Canada Research Chair in Autonomous Space Robotics

Tier 2 - 2007-07-01
Renewed: 2012-07-01
University of Toronto
Natural Sciences and Engineering

416-667-7700
tim.barfoot@utoronto.ca

Research involves


Creating robots that can explore planets and conduct experiments without constant human instruction.

Research relevance


Aiding in many forms of space exploration, assisting international plans for a human mission to Mars, and helping with resource exploration here on Earth.

Roll Over Rover: Robotics and the “Final Frontier”


How many robots does it take to screw in a light bulb? That question is no joke to Dr. Tim Barfoot, who is improving the technology used by Mars planetary rovers, allowing them to better collect data and, ultimately, to prepare the Red Planet’s surface for human landing.

Humans have never set foot on another planet. Before they do, robots have to touch down first. This will continue to happen on exploratory missions in the decades to come. It will also happen in the years and months immediately before human touchdown, when robots could perform many vital preparatory tasks, such as drilling for frozen water, or breaking down and then recombining elements in the atmosphere to produce fuel for the humans' ride home.

As Canada Research Chair in Autonomous Space Robotics, Barfoot will help Mars rovers overcome some big obstacles, literally and figuratively. Recent rovers have travelled conservatively, often waiting for human instruction, which can only happen once a day. That means it can take four months for a rover to travel one kilometre, and three days for it to position a single scientific instrument (and then, only after humans reviewed its photos and told it where to put it). But giving existing rovers more autonomy would be dangerous, especially considering that one mistake could undo years of planning and cost billions of dollars.

Barfoot hopes to change that, and if anyone can, it’s him. Recruited from the company that supplies the Canadarm, Barfoot sees a day when rovers can navigate extreme terrain, hopping or perhaps even flying to sites of scientific interest—sites that next-generation rovers might even be smart enough to choose on their own. Freed from once-a-day instructions from Earth, these rovers could better collect information and cover large areas.

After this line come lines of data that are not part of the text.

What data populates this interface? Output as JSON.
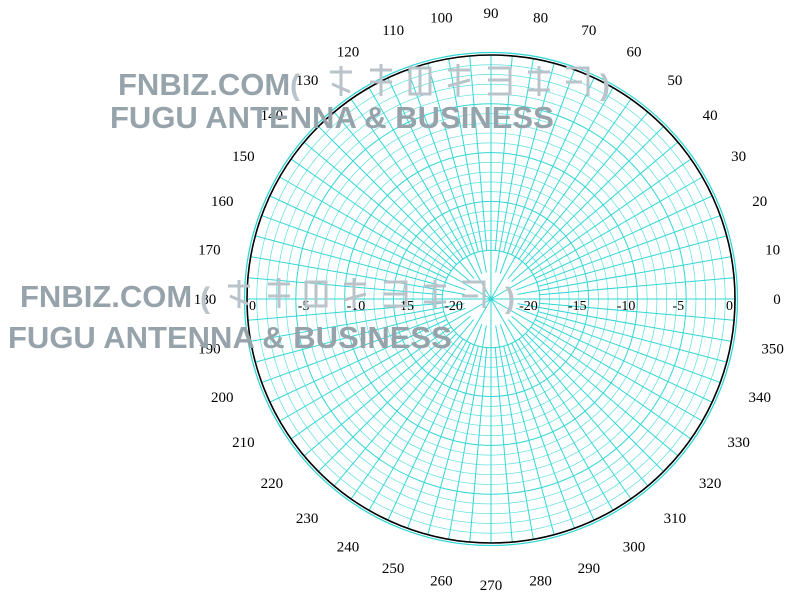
{
  "chart_data": {
    "type": "polar",
    "angle_unit": "degrees",
    "angle_ticks": [
      0,
      10,
      20,
      30,
      40,
      50,
      60,
      70,
      80,
      90,
      100,
      110,
      120,
      130,
      140,
      150,
      160,
      170,
      180,
      190,
      200,
      210,
      220,
      230,
      240,
      250,
      260,
      270,
      280,
      290,
      300,
      310,
      320,
      330,
      340,
      350
    ],
    "radial_ticks": [
      0,
      -5,
      -10,
      -15,
      -20
    ],
    "radial_axis_labels_left": [
      "0",
      "-5",
      "-10",
      "-15",
      "-20"
    ],
    "radial_axis_labels_right": [
      "-20",
      "-15",
      "-10",
      "-5",
      "0"
    ],
    "radial_range": [
      -25,
      0
    ],
    "radial_unit": "dB",
    "grid": true,
    "grid_color": "#33d6d6",
    "series": [
      {
        "values_db": 0,
        "theta_range": [
          0,
          360
        ],
        "color": "#000000"
      }
    ]
  },
  "watermark": {
    "line1": "FNBIZ.COM",
    "line1_paren_open": "(",
    "line1_paren_close": ")",
    "line2": "FUGU ANTENNA & BUSINESS",
    "color": "#97a3ab"
  }
}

The day humans land on Mars is sure to be remembered for all time, and by building on Canada’s reputation in space robotics, Barfoot’s work will ensure Canadians play a key role in such a defining moment. And while furthering these distant goals, he’ll also be pioneering technology that is immediately useful on Earth, helping many industries, including Canada’s important resource exploration sector.